Lecture 8 - Probabilistic models Flashcards
what are the two interpretations of probability
- Frequentist interpretation
- Bayesian interpretation
What is frequentist interpretation of probability
Probabilities represent long run frequencies of events.
What is bayesian interpretation
Probabilities are used to quantify our uncertanty about something and are related to information rather than repeated trials.
what are the 4 components of bayes rule
- Prior P(Y)
- Posterior P(Y|X)
- Likelyhood P(X|Y)
- Evidence P(X)
what would the 4 components represent in the spam vs ham example
- Y is Ham/Spam
- X representing features (words in email)
- P(Y) is the Prior probability of recieving a spam and ham email in general
- P(X) is the Evidence probability of a specific email with certain words
When should i use likelyhood and when should i use posteriori
Use likelyhoods if you want to ignore the prior distrubution or assume it uniform, and posteroir probabilities otherwise.
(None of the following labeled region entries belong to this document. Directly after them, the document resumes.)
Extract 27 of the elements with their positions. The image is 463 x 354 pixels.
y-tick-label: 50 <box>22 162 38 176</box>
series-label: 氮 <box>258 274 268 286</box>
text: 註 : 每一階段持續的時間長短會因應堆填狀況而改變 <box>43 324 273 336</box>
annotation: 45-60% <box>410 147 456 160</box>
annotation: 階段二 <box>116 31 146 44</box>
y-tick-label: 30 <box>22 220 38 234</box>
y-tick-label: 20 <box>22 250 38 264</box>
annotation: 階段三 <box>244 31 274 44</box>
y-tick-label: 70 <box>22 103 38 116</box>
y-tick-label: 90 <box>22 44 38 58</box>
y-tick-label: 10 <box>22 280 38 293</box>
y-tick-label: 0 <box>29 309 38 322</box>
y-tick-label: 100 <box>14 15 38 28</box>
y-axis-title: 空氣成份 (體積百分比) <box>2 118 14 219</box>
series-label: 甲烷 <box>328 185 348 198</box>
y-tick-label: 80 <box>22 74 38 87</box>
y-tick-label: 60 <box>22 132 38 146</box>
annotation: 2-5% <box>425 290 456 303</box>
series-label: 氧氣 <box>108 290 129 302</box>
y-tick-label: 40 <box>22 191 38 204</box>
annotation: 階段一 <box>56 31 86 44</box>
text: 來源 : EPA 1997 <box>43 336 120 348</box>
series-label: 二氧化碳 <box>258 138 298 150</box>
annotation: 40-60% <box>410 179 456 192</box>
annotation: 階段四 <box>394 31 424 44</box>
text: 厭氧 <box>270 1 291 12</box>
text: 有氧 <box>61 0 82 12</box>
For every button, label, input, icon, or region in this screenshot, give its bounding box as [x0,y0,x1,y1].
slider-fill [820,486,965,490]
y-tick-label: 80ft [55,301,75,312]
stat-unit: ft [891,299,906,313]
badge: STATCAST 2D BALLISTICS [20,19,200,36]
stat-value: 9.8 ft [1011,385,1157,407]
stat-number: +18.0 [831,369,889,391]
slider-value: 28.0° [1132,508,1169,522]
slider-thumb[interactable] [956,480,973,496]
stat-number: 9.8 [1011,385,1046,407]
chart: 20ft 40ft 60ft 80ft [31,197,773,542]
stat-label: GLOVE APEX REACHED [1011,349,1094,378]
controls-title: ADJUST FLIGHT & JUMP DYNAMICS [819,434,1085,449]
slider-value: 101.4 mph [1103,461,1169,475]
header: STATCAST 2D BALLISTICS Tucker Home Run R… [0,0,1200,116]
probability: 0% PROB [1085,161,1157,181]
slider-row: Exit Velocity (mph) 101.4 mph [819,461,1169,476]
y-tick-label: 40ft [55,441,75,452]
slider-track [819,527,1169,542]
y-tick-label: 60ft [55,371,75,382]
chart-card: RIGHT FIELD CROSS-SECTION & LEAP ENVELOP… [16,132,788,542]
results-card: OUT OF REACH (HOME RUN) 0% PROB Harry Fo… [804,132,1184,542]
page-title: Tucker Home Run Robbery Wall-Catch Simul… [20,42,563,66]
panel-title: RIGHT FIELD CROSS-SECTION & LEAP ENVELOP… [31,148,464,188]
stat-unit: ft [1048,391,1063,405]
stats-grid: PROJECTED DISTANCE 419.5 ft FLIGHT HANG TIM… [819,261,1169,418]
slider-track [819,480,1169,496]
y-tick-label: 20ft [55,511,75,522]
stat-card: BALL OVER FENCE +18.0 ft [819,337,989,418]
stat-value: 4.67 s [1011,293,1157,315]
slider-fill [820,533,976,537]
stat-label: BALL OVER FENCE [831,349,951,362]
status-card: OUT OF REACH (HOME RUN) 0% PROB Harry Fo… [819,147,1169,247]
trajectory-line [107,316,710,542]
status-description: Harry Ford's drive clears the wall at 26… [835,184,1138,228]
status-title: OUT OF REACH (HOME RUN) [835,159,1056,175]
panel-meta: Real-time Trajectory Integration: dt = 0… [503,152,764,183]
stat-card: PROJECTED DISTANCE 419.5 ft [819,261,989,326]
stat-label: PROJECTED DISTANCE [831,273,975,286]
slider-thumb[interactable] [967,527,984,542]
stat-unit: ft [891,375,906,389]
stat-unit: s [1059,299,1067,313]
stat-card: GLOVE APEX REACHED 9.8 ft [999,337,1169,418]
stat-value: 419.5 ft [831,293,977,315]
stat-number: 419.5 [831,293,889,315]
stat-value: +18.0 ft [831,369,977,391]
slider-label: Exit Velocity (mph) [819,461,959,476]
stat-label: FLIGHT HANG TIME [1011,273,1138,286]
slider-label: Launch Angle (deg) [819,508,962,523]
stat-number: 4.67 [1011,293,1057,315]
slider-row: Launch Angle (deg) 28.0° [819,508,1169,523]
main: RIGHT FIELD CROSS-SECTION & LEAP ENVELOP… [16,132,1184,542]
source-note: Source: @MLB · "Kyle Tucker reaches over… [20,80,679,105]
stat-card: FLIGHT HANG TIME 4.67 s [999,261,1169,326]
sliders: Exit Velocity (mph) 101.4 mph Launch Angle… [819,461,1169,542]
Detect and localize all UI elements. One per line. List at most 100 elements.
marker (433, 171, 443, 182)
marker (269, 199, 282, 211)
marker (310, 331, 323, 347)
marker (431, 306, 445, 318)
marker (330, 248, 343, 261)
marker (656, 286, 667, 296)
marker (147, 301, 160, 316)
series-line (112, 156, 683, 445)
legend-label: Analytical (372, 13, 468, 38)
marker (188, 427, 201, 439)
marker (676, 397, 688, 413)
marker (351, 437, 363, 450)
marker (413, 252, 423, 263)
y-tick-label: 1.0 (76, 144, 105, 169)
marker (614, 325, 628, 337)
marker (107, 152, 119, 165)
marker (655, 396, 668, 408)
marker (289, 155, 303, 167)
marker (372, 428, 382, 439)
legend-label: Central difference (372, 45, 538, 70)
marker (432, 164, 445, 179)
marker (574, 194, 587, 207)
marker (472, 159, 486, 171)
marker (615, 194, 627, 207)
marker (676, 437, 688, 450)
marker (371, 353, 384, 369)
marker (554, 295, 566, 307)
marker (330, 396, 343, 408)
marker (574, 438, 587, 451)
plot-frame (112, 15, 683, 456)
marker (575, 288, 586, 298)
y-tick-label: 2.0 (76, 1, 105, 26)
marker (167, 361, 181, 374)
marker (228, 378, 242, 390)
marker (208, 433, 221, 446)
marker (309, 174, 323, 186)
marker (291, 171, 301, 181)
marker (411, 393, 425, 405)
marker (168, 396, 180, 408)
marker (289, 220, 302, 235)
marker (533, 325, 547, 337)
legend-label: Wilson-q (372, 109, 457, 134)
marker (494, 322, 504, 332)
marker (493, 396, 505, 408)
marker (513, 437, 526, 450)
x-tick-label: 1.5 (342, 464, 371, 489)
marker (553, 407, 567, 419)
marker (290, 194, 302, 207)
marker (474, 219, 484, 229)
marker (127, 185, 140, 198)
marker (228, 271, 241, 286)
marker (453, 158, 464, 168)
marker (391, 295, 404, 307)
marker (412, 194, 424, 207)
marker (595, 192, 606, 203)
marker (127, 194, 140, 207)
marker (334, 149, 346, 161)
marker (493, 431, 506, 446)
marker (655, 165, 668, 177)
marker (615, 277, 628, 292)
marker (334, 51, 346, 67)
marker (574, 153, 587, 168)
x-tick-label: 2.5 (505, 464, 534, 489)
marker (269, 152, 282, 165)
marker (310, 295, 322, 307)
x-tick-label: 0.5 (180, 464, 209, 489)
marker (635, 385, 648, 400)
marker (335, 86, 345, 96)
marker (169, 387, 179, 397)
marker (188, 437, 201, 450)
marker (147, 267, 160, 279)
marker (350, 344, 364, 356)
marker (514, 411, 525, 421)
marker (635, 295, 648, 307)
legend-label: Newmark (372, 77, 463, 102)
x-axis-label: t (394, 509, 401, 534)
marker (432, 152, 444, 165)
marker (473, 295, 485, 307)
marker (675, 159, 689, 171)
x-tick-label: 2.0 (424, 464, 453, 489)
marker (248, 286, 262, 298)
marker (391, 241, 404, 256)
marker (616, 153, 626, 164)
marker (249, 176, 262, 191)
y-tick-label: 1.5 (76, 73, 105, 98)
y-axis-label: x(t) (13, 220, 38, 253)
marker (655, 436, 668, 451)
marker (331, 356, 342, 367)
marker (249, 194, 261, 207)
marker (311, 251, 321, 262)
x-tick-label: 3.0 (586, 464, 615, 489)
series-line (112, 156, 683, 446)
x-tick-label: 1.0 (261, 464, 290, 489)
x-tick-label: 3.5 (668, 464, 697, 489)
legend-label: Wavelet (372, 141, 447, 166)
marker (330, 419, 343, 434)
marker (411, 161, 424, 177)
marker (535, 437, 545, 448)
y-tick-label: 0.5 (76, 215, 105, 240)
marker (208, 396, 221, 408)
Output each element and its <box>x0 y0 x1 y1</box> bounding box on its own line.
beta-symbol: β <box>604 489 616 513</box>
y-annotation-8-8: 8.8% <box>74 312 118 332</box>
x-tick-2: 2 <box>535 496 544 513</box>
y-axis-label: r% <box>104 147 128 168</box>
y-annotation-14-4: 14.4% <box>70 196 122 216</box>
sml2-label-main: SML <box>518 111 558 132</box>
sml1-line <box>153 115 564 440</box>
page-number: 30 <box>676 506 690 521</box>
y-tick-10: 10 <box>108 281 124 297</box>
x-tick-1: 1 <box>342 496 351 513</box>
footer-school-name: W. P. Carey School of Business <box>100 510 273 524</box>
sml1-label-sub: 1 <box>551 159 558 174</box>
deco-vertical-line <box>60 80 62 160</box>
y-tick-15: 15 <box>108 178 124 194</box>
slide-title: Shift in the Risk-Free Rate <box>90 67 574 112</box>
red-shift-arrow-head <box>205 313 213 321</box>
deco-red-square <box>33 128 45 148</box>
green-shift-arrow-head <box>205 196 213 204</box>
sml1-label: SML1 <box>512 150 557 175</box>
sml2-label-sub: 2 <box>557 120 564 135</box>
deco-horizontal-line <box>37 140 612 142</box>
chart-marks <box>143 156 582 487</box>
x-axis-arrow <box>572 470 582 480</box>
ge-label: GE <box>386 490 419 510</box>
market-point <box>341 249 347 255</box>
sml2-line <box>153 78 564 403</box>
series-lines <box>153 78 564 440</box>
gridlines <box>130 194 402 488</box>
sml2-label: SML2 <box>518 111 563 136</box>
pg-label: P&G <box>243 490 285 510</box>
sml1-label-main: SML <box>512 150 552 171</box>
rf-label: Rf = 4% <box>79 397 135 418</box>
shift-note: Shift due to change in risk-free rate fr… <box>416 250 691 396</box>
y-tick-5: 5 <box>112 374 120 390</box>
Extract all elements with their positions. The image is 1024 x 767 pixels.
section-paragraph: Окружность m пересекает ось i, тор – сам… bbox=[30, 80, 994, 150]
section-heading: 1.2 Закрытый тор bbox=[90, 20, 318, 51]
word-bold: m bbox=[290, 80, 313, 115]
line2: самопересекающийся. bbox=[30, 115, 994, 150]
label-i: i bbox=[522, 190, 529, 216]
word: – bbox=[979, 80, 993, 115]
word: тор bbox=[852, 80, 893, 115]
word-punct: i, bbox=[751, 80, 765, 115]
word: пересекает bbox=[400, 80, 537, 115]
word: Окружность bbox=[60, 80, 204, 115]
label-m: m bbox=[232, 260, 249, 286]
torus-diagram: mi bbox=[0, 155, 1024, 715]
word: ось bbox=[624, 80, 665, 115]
posteroir ordds = likelihood ratio x prior odds
true
What re the two types of proabbility density functions of the Gaussian distribution
- Uni-variate
- Multi-variate
What is maximum-likelyhood
Maximum-likelihood decision rule for classification using the likelihood ratio:
LR(x)= P(x|+)/P(x|-)
What is MLE
Maximum likelihood estimation is a method of estimating the paramters of a probability distribution by maximising a likelihood function, so that under the assumed statistical model the observed data is most probable.
What is multivariate Bernoulli distribution
Models whether or not a word occurs in a document. The joint distibution over the bit vector.
What is the Multinomial distibution
Models how many times the word exists. Joinst distribution over a count vector: a histogram of the number of occurrences of all vocabulary words in a document.
what is the Naive Bayes assumption
Naive Bayes assumption features are independent from each other. Multinomial and Multivariate Bernoulli models assume that variables are drawn independently from the same categorical distribution
Is naive bayes assumption true?
NO
In general words are not drawn independently from a dictionary of words.